Pynchot led the way across the sunny ballroom, and as always Andy commented on the pegged together floor as if he had never noticed it before. They went through the French doors with their Shop-shadow behind them. It was very warm, very humid. Bees buzzed lazily through the air. Beyond the rock garden were hydrangea, forsythia, and rhododendron bushes. There was the sound of riding lawnmowers making their eternal rounds. Andy turned his face up to the sun with a gratitude that wasn't feigned.
"How are you feeling, Andy?" Pynchot asked.
"Good. Good."
"You know, you've been here almost half a year now," Pynchot said in an isn't-it-amazing-how-the-time-flies-when-you're-having-a-good-time tone of mild surprise. They turned right, onto one of the graveled paths. The smell of honeysuckle and sweet sassafras hung in the still air. On the other side of the duckpond, near the other house, two horses cantered lazily along.
"That long," Andy said. "Yes, it is a long time," Pynchot said, grinning. "And we've decided that your power has... diminished, Andy. In fact, you know we've had no appreciable results at all." "Well, you keep me drugged all the time," Andy said reproachfully. "You can't expect me to do my best if I'm stoned." Pynchot cleared his throat but did not point out that Andy had been totally clean for the first three series of tests and all three had been fruitless. "I mean, I've done my best, Dr. Pynchot.

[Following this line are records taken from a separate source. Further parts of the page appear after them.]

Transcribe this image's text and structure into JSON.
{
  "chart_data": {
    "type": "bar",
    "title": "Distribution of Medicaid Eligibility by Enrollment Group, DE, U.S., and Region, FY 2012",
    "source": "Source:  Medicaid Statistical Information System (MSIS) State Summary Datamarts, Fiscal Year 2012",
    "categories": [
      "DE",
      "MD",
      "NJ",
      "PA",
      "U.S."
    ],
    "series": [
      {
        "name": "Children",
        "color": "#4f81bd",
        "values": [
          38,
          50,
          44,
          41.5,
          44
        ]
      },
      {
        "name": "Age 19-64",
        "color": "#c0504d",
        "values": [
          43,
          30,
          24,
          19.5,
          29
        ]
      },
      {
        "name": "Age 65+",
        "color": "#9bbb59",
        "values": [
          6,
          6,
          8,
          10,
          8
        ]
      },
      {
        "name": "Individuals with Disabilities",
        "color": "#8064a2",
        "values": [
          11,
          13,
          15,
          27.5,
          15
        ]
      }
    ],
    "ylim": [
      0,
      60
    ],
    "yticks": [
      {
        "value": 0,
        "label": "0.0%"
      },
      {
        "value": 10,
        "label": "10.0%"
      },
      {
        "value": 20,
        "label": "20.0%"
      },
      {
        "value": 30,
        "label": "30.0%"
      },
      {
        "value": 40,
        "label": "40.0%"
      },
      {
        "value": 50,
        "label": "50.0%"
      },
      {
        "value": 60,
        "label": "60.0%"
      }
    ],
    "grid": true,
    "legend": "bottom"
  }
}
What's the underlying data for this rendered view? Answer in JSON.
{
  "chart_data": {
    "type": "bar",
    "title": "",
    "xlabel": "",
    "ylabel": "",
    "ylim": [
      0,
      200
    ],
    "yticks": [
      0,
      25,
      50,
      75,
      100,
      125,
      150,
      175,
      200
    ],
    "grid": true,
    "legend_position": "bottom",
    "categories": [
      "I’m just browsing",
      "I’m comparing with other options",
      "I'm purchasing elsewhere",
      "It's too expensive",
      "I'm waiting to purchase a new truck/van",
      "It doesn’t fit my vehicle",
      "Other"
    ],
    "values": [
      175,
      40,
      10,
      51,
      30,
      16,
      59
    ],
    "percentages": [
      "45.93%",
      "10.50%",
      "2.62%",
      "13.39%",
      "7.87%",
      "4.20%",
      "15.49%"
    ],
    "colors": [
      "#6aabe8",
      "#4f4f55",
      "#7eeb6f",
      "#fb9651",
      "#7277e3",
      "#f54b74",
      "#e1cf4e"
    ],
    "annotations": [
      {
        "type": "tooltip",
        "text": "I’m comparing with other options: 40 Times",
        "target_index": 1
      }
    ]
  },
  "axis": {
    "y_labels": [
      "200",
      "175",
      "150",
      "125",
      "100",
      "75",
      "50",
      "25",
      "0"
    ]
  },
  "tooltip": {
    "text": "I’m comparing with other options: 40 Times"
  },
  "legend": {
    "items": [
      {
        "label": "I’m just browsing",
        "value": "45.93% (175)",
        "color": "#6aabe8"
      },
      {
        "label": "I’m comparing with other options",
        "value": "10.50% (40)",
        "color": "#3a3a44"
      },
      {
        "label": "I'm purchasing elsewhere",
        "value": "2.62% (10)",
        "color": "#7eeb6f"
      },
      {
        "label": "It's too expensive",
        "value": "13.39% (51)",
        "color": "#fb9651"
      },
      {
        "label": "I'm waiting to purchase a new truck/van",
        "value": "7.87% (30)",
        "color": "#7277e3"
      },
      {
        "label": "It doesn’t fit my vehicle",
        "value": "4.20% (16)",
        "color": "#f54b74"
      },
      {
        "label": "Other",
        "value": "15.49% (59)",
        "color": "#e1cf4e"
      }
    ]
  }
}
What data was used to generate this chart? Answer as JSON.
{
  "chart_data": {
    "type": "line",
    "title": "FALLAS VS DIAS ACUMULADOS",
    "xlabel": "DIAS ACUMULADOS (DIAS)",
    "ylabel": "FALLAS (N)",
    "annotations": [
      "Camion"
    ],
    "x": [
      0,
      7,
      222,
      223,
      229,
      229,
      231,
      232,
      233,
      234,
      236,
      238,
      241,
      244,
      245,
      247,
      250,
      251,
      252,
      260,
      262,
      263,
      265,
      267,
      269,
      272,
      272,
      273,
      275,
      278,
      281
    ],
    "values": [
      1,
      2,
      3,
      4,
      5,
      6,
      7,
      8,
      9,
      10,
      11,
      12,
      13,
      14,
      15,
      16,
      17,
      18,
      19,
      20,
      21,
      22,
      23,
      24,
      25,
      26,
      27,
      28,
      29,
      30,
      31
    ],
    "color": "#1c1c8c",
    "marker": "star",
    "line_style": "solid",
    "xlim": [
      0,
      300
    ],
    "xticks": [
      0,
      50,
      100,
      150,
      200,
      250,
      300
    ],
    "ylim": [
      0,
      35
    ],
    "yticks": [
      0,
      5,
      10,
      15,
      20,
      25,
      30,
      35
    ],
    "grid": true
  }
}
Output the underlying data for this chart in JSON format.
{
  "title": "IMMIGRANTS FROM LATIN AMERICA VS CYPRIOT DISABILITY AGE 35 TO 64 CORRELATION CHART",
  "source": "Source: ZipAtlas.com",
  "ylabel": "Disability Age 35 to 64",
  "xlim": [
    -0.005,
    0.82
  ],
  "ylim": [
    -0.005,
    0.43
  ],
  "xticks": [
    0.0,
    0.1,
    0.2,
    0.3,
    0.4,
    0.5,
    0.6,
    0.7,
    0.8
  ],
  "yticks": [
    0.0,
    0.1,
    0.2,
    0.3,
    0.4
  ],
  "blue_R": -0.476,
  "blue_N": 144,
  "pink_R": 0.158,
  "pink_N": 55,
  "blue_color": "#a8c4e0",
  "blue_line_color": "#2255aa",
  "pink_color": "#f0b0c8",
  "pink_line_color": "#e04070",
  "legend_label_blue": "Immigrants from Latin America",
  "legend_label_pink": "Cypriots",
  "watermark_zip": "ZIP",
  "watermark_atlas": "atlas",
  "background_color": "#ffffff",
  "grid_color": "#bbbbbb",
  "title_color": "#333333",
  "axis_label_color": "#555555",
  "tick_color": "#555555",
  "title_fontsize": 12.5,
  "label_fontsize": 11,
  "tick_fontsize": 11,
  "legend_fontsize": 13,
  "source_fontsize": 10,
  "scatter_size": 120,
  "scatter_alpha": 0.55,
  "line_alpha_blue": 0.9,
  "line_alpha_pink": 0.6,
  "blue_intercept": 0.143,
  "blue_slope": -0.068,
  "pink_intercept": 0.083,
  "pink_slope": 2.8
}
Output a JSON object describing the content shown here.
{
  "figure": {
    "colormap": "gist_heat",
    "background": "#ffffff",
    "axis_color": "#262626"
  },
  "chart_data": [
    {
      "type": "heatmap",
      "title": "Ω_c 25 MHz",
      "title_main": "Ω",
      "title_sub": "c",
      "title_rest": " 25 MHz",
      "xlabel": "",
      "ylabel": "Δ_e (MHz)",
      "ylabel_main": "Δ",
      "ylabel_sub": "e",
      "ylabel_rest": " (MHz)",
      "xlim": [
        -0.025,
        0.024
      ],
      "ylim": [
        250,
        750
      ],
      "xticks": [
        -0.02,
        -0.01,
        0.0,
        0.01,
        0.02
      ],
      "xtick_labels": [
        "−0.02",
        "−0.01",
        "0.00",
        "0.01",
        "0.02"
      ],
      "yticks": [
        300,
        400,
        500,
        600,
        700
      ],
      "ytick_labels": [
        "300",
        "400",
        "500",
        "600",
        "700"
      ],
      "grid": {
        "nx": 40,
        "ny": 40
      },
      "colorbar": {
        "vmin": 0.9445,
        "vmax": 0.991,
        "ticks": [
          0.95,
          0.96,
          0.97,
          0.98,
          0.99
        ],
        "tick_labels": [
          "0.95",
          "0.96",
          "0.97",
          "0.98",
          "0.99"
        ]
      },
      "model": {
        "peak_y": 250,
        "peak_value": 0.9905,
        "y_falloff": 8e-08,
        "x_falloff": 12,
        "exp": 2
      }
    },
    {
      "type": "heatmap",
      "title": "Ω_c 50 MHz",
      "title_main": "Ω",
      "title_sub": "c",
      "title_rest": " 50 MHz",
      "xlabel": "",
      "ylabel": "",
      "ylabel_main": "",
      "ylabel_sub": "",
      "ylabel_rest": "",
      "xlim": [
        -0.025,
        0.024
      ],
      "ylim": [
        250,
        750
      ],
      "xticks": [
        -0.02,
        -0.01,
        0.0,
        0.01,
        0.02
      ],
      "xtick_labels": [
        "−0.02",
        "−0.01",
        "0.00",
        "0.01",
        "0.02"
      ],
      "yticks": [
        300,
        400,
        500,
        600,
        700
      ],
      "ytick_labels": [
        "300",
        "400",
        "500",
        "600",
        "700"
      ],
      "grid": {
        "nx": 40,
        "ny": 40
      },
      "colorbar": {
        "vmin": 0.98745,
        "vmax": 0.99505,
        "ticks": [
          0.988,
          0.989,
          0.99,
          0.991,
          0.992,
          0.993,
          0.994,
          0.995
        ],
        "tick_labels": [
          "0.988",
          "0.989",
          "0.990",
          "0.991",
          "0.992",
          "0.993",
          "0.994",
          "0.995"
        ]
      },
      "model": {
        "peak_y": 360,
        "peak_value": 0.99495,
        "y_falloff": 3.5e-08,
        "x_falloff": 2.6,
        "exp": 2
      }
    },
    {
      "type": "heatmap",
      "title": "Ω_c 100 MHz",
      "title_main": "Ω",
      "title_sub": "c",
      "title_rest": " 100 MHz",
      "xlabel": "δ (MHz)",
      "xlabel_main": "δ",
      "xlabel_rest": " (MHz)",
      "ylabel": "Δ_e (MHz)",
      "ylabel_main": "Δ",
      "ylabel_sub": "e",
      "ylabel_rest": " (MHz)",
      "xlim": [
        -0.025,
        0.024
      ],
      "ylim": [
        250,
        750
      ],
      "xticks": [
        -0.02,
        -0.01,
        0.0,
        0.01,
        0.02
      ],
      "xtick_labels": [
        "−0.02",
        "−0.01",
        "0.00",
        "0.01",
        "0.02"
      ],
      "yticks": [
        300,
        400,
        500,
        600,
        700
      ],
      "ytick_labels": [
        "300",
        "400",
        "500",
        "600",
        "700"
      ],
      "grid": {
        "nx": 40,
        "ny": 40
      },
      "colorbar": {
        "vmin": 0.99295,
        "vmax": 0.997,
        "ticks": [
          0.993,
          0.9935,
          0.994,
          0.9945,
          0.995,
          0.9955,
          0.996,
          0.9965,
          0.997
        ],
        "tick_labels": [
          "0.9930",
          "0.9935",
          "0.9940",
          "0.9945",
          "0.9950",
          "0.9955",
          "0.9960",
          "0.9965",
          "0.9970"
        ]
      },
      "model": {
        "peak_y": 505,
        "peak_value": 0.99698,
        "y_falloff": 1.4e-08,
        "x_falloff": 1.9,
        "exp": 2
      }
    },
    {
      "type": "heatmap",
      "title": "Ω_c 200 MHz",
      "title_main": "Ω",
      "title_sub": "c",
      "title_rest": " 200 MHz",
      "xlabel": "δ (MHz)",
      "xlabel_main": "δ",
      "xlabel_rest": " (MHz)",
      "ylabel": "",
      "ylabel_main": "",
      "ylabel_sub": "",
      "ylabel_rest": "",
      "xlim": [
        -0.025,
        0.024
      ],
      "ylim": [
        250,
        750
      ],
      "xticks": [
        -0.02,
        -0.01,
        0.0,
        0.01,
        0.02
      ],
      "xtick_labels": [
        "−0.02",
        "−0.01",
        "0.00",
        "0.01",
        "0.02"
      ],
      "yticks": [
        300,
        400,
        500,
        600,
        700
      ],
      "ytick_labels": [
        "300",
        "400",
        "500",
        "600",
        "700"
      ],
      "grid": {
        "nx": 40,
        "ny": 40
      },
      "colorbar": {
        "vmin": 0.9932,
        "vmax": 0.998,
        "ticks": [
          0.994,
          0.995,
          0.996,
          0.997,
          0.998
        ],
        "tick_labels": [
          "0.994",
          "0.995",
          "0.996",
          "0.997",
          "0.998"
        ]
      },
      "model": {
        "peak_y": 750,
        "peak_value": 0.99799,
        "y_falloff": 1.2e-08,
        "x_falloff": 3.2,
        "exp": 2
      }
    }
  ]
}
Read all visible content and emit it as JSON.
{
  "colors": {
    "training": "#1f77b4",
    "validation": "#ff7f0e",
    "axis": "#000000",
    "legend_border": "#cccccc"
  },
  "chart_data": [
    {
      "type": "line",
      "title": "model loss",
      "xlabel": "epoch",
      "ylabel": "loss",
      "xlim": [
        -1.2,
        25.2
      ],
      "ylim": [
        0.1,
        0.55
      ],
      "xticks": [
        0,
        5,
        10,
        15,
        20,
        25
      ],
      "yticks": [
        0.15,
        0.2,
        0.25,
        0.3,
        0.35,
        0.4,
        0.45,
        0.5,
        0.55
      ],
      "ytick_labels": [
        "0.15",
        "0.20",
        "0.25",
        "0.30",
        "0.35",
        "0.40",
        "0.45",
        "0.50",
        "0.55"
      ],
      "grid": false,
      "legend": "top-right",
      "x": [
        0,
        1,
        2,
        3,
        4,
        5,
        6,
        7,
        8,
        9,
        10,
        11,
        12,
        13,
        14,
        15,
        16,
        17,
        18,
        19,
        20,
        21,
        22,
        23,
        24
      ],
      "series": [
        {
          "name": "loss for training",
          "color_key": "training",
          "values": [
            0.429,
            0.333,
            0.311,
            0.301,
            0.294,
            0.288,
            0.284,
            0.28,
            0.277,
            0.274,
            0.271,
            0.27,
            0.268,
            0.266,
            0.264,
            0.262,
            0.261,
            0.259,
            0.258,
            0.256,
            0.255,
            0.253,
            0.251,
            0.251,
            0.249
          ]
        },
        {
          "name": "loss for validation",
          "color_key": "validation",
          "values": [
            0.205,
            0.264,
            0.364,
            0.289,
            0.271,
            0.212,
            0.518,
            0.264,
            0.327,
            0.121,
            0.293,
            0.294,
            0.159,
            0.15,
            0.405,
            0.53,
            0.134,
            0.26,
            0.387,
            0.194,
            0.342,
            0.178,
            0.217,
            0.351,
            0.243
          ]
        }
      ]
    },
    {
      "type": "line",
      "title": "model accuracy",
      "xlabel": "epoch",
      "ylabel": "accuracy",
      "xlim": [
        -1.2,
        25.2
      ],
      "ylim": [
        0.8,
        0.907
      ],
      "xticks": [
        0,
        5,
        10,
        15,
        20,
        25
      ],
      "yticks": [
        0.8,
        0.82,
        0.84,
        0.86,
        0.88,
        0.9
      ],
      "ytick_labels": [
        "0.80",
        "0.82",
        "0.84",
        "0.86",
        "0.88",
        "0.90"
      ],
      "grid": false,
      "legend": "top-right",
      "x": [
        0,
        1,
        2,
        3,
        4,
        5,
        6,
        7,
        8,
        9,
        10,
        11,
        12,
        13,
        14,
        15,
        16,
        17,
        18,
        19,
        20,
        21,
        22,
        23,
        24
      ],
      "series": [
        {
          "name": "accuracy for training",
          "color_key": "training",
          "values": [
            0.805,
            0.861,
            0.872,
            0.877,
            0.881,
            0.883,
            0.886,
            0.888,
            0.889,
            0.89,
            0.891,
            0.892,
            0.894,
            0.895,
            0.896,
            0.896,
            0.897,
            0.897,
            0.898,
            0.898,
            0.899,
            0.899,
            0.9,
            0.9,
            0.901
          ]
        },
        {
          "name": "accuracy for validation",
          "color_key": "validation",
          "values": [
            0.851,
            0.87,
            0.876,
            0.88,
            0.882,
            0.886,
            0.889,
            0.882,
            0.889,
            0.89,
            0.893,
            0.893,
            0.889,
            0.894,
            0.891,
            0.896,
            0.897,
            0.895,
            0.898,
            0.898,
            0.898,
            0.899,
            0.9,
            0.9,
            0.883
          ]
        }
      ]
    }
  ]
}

I've tried." "Yes, yes. Of course you have. And we thinkthat is, I think-that you deserve a rest. Now, the Shop has a small compound on Maui, in the Hawaii chain, Andy. And I have a six-month report to write very soon. How would you like it"-Pynchot's grin broadened into a game-show host's leer and his voice took on the tones of a man about to offer a child an incredible treat-"how would you like it if I recommended that you be sent there for the immediate future?"
And the immediate future might be two years, Andy thought. Maybe five. They would want to keep an eye on him in case the mental-domination ability recurred, and maybe as an ace in the hole in case some unforeseen difficulty with Charlie cropped up. But in the end, he had no doubt that there would be an accident or an overdose or a "suicide." In Orwell's parlance, he would become an unperson.
"Would I still get my medication?" Andy asked.
"Oh, of course," Pynchot said.
"Hawaii..." Andy said dreamily. Then he looked around at Pynchot with what he hoped was an expression of rather stupid cunning. "Probably Dr. Hockstetter won't let me go. Dr. Hockstetter doesn't like me. I can tell."